For three years, Robinson can continue paying rent or opt to buy the house for the price an appraiser set at the time she moved in. If she chooses the latter, the company will give her a down payment credit totaling half the rent she's paid over that three years, even if she decides to buy sooner.

"It's a fresh start," Robinson said before showing off an oversized master bathroom she called the one she's "always dreamed of."

To be sure, the arrangement is potentially a profitable one for Cabrera and his partner, real estate investor Jeffrey Britz, who say they started last July with $1.4 million in capital and have snapped up 50 foreclosed homes across the Atlanta area. The market is still shaky, and for now, the duo can't simply turn around and sell the homes at a profit.

Part of the solution involves helping clients qualify for a mortgage. Cabrera, who worked as a mortgage broker during the real estate boom, knows just how difficult this has become. That's why new clients are also required to go through a credit rehabilitation program to participate.

"It's going to help them, give them stability, let them raise a family," Cabrera said.
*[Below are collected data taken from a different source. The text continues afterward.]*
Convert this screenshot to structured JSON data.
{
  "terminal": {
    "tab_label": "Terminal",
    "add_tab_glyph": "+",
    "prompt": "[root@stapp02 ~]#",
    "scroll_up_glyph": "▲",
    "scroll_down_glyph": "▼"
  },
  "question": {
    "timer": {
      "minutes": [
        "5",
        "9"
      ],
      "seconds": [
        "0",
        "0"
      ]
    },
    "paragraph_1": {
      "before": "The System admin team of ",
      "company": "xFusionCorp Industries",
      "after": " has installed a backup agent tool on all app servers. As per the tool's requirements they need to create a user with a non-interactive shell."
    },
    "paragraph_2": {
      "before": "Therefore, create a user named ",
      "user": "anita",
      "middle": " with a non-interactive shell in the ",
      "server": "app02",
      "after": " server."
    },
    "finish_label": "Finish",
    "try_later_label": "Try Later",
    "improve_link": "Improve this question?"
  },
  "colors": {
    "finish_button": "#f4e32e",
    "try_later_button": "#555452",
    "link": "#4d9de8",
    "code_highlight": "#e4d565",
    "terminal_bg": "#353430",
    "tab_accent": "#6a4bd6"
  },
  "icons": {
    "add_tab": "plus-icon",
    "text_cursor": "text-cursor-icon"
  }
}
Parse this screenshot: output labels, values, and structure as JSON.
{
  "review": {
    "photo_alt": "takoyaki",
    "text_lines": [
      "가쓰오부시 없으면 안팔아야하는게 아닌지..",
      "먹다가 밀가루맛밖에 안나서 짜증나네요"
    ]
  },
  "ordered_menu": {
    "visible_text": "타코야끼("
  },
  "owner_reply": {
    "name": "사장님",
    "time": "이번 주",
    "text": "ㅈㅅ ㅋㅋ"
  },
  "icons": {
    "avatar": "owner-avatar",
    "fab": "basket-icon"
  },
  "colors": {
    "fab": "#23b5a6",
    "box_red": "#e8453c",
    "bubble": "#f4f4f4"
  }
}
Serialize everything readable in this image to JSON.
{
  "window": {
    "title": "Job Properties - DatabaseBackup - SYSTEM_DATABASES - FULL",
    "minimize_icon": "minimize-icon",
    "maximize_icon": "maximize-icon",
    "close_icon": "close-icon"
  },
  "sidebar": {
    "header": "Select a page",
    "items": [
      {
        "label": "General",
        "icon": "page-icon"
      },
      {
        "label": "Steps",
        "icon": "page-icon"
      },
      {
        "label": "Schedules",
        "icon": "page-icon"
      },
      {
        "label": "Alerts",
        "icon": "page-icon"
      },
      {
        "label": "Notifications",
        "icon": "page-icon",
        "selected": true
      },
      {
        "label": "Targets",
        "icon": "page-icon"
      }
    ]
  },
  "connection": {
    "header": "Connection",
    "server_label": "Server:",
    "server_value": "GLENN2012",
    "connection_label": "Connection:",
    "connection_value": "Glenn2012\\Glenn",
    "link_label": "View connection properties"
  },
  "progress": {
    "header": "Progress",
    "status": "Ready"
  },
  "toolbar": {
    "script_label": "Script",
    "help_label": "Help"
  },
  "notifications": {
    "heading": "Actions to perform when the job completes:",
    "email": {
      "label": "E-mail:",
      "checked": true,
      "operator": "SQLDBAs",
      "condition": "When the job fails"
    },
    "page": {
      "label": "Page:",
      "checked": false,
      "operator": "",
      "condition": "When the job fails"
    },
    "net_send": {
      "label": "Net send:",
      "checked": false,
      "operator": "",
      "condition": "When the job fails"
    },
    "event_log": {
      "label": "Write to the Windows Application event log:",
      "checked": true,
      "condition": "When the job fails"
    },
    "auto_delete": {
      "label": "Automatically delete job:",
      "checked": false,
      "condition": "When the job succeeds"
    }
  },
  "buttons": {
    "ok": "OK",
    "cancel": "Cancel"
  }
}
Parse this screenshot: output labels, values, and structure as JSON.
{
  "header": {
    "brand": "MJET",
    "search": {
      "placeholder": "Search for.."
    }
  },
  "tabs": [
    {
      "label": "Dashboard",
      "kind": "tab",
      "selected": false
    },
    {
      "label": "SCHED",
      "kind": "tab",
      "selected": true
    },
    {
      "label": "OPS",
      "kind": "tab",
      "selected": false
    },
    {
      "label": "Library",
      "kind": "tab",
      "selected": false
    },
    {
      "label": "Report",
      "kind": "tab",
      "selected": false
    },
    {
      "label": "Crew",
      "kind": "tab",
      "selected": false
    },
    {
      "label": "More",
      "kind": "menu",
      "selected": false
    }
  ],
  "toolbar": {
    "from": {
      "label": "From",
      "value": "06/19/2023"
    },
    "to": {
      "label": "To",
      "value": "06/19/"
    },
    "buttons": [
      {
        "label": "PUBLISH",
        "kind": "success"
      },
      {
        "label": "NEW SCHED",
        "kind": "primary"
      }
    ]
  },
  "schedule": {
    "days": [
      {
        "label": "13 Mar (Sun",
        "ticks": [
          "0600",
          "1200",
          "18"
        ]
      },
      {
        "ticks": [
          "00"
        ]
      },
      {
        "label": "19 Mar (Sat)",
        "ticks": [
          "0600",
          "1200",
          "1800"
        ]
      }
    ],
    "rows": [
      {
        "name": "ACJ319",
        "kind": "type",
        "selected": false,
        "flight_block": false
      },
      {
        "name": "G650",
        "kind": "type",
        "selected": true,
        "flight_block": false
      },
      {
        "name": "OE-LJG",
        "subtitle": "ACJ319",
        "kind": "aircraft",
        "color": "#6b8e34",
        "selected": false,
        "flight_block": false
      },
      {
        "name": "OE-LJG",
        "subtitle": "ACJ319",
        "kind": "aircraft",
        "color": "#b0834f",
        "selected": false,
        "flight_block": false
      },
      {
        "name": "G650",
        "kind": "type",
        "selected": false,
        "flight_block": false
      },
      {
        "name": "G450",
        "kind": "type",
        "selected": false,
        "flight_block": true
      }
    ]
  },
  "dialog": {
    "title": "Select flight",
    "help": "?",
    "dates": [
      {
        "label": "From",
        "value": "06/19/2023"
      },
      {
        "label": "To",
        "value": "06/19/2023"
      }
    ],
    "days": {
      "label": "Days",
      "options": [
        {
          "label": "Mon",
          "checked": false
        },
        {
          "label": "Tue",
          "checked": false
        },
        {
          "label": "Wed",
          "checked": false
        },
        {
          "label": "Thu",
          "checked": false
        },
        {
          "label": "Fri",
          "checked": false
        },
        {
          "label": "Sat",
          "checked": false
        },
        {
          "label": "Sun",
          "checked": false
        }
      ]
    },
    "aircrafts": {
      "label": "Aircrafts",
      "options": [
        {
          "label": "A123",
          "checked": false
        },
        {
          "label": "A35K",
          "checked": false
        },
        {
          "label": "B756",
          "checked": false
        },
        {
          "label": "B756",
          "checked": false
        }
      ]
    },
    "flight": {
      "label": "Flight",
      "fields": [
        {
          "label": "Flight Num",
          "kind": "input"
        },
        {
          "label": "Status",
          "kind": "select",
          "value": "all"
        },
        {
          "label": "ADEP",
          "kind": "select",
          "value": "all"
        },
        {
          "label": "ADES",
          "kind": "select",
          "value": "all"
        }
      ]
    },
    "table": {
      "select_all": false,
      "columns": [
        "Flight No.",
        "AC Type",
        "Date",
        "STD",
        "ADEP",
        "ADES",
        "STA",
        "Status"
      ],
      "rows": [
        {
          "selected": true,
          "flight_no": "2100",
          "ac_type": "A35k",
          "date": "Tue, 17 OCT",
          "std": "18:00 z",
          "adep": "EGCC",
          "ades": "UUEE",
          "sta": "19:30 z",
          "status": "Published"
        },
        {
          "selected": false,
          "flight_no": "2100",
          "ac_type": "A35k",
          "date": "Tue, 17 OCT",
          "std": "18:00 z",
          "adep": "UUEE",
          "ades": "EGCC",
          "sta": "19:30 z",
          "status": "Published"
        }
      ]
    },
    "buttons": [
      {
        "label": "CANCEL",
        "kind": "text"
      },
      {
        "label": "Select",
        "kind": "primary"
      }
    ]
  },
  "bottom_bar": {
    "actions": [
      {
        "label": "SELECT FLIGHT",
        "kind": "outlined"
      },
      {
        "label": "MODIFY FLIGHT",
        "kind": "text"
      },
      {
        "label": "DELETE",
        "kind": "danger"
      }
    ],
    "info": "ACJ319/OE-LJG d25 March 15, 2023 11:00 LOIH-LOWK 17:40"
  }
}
Cabrera, 38, said the rent payments allow his company to break even; he won't turn a profit until he can start selling the homes. He'd had no trouble renting the homes as of earlier this spring, though none of his renters had turned into a buyer.

Pride of Ownership clients go through a rigorous screening process, Cabrera said, and by getting clients into fixed-rate mortgages and making it clear up front how much they'll have to pay, he hopes to turn his renters into secure homeowners.

"There are smart people out there," Cabrera said. "The premise of Pride of Ownership is to educate people so they know what they're getting into."

Arlanda James, 37, a pastor who runs a community outreach program, was renting a home with her husband and 5-year-old son in the Atlanta suburb of College Park. In December, they found themselves on the verge of being homeless after their landlord went into foreclosure.

She called Pride of Ownership Partners after spotting a roadside sign advertising the company.

"When I called, I couldn't believe what I heard on the phone. I said, 'This sounds too good to be true,'" James said while sitting in the dining room of the four-bedroom, three-bathroom home she's renting from the company.

"I think Pride of Ownership was an answer to my prayers."